Long story short, I ended up with this:
## Mix it up a bit
df <- df[sample(1:nrow(df), nrow(df), replace = F),]
## Clean up a bit
df$text <- sapply(df$text, \(x) {
x <- iconv(x, to="UTF-8")
x <- tolower(x)
x <- gsub("https?\\:\\/\\/[a-z0-9.-/]+", "", x)
x <- tm::removePunctuation(x)
x <- tm::removeWords(x, stopwords("english"))

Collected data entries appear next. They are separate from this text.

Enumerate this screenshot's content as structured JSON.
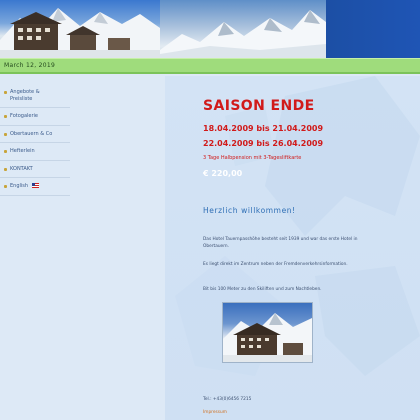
{
  "date": "March 12, 2019",
  "nav": {
    "items": [
      {
        "label": "Angebote &\nPreisliste"
      },
      {
        "label": "Fotogalerie"
      },
      {
        "label": "Obertauern & Co"
      },
      {
        "label": "Hefterlein"
      },
      {
        "label": "KONTAKT"
      },
      {
        "label": "English"
      }
    ]
  },
  "promo": {
    "title": "SAISON ENDE",
    "date_range_1": "18.04.2009 bis 21.04.2009",
    "date_range_2": "22.04.2009 bis 26.04.2009",
    "subtitle": "3 Tage Halbpension mit 3-Tagesliftkarte",
    "price": "€ 220,00"
  },
  "welcome": "Herzlich willkommen!",
  "paragraphs": [
    "Das Hotel Tauernpasshöhe besteht seit 1939 und war das erste Hotel in Obertauern.",
    "Es liegt direkt im Zentrum neben der Fremdenverkehrsinformation.",
    "Bit bis 100 Meter zu den Skiliften und zum Nachtleben."
  ],
  "footer": {
    "tel": "Tel.: +43(0)6456 7215",
    "impressum": "Impressum"
  },
  "colors": {
    "header_blue": "#2f63b6",
    "date_strip_green": "#9fdc7c",
    "promo_red": "#d11a1a",
    "welcome_blue": "#2f6fb5",
    "link_orange": "#d07020"
  }
}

x <- tm::stripWhitespace(x)
x
})
df <- df[!is.na(df$text),]
## Let's have a quick look
head(df)
table(df$class)
## Document Term Matrix for upcoming ChiSquare
dtm <- tm::DocumentTermMatrix(df$text)
## Control size a bit:
dtm <- dtm[,1:min(ncol(dtm), 10000)]
m <- as.matrix(dtm)
dim(m)
y <- factor(df$class)
## This I did have to lookup first, Perplexity more or less gave it to me, once I gave it my specific preferences...
chisq_scores <- apply(m, 2, function(term_counts) {
tab <- table(term_counts > 0, y)
if(all(dim(tab) > 1)) {
stats::chisq.test(tab, simulate.p.value = F)$statistic
} else
NA
})
chisq_scores <- sort(chisq_scores, decreasing = T, na.last = NA)
## End of LLM help
top_terms <- names(chisq_scores)[1:1000]
dtm_redux <- m[, top_terms]Now. I haven’t even started working on the RLCS part of the exercise, but can we maybe agree this could potentially work to separate the two classes, using some sort of binary encoding, maybe on a few key columns to reduce dimensionality (for RLCS)? See pictures next.
(And as I’ve done in the past for images classification, I could probably train in parallel different populations on smaller subset of data, to then merge them back into one… IDK.)
Here what the results would look like. I won’t tell you which 5 samples are from President Trump, and which from President Obama.


OK so clearly this is not “enough”, and yet…
Conclusions
Maybe it’s all a stupid/bad idea. I need to keep working on it for a while and see. It looks somewhat promising thus far though.
If I managed to come up with even a few simple rules to help classify correctly a few thousand unclassified samples, that would be huge a win already, so it’s worth a try. And if i manage that without any of the more complex stuff above, well, all the better. I’ll obviously try to work manually through the data first, get a sense of it. Although if it were easy… it would be done already, I guess.
Plus, and for me the fun part: it would be a practical application of my hobby for a real need at work. But it might well end up being more of a (possibly failed) weekends research exercise, rather than an actual project… Only time will say if I manage to put something together.